15.5  Isosceles Triangles

Two equal sides force two equal angles — and three special lines collapse into one.

Ages 11–14 · Reasoning, one step at a time
Knowledge point page

Point 1 of 5 in this lesson: 15.5.1 The symmetry of an isosceles triangle

15.5.1 The symmetry of an isosceles triangle

An isosceles triangle is a triangle with (at least) two equal sides. Those two equal sides are the legs; the corner where they meet is the apex; and the remaining side — the one the legs do not share — is the base. The two angles sitting on the base are the base angles.

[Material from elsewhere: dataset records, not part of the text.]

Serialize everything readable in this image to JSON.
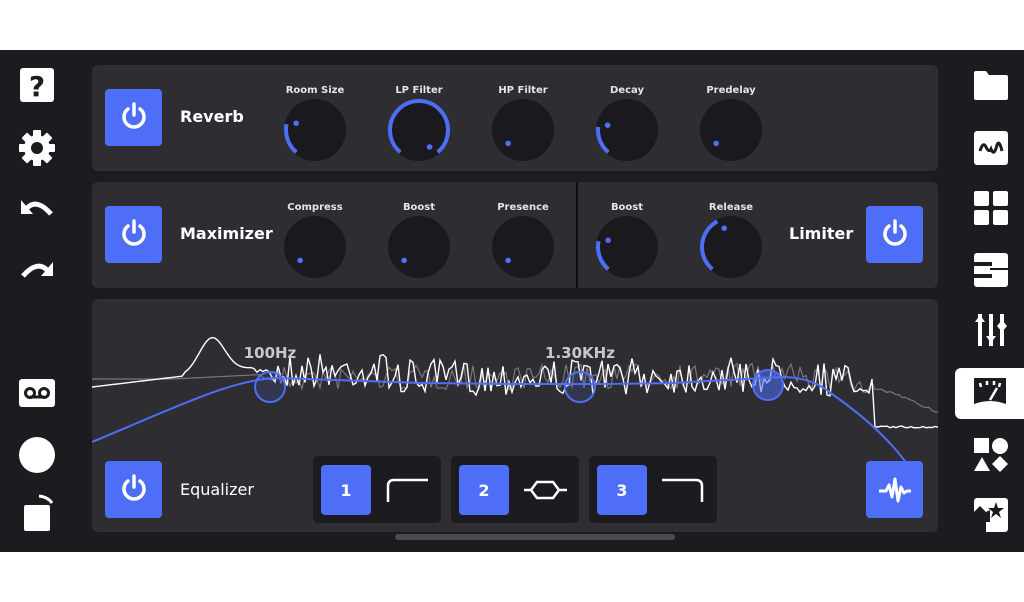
{
  "colors": {
    "accent": "#4f6ef7",
    "background": "#1c1c20",
    "panel": "#2d2d32",
    "knob": "#1a1a1e"
  },
  "left_sidebar": [
    {
      "icon": "help-icon"
    },
    {
      "icon": "gear-icon"
    },
    {
      "icon": "undo-icon"
    },
    {
      "icon": "redo-icon"
    },
    {
      "icon": "voicemail-icon"
    },
    {
      "icon": "record-icon"
    },
    {
      "icon": "rotate-square-icon"
    }
  ],
  "right_sidebar": [
    {
      "icon": "folder-icon"
    },
    {
      "icon": "waveform-icon"
    },
    {
      "icon": "grid-icon"
    },
    {
      "icon": "piano-icon"
    },
    {
      "icon": "mixer-sliders-icon"
    },
    {
      "icon": "meter-icon",
      "active": true
    },
    {
      "icon": "shapes-icon"
    },
    {
      "icon": "image-star-icon"
    }
  ],
  "reverb": {
    "title": "Reverb",
    "enabled": true,
    "knobs": [
      {
        "label": "Room Size",
        "value": 0.22
      },
      {
        "label": "LP Filter",
        "value": 1.0
      },
      {
        "label": "HP Filter",
        "value": 0.0
      },
      {
        "label": "Decay",
        "value": 0.2
      },
      {
        "label": "Predelay",
        "value": 0.0
      }
    ]
  },
  "maximizer": {
    "title": "Maximizer",
    "enabled": true,
    "knobs": [
      {
        "label": "Compress",
        "value": 0.0
      },
      {
        "label": "Boost",
        "value": 0.0
      },
      {
        "label": "Presence",
        "value": 0.0
      }
    ]
  },
  "limiter": {
    "title": "Limiter",
    "enabled": true,
    "knobs": [
      {
        "label": "Boost",
        "value": 0.22
      },
      {
        "label": "Release",
        "value": 0.4
      }
    ]
  },
  "equalizer": {
    "title": "Equalizer",
    "enabled": true,
    "band_labels": [
      "100Hz",
      "1.30KHz"
    ],
    "bands": [
      {
        "number": "1",
        "shape": "high-pass"
      },
      {
        "number": "2",
        "shape": "peak"
      },
      {
        "number": "3",
        "shape": "low-pass"
      }
    ],
    "spectrum_button_icon": "spectrum-icon"
  }
}
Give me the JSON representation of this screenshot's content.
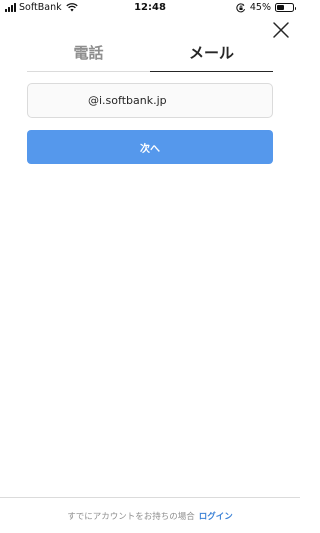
{
  "status_bar": {
    "carrier": "SoftBank",
    "time": "12:48",
    "battery_percent": "45%",
    "battery_level": 0.45,
    "icons": [
      "signal-icon",
      "wifi-icon",
      "orientation-lock-icon",
      "battery-icon"
    ]
  },
  "tabs": [
    {
      "label": "電話",
      "active": false
    },
    {
      "label": "メール",
      "active": true
    }
  ],
  "email_input": {
    "value": "@i.softbank.jp",
    "placeholder": ""
  },
  "next_button": {
    "label": "次へ"
  },
  "footer": {
    "text": "すでにアカウントをお持ちの場合",
    "login_label": "ログイン"
  },
  "colors": {
    "primary_button": "#5598ec",
    "link": "#3c82d6",
    "border": "#dbdbdb",
    "muted_text": "#8e8e8e"
  },
  "icons": {
    "close": "close-icon"
  }
}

Here is the picture that explains everything that follows. Fold the triangle along the line that runs from the apex A straight down to the midpoint of the base. Because the two legs have exactly the same length, the left half lands perfectly on the right half: the leg AB falls onto the leg AC, and vertex B lands on vertex C. So an isosceles triangle has an axis of symmetry — exactly the kind of fold line we studied in Lesson 15.4.

Fold along the dashed axis through the apex and the midpoint of the base: the left half mirrors the right. The fold sends leg onto leg and base angle onto base angle.
Key idea

Two equal sides give a triangle a line of symmetry down the apex. Everything in this lesson is just that symmetry, read out loud.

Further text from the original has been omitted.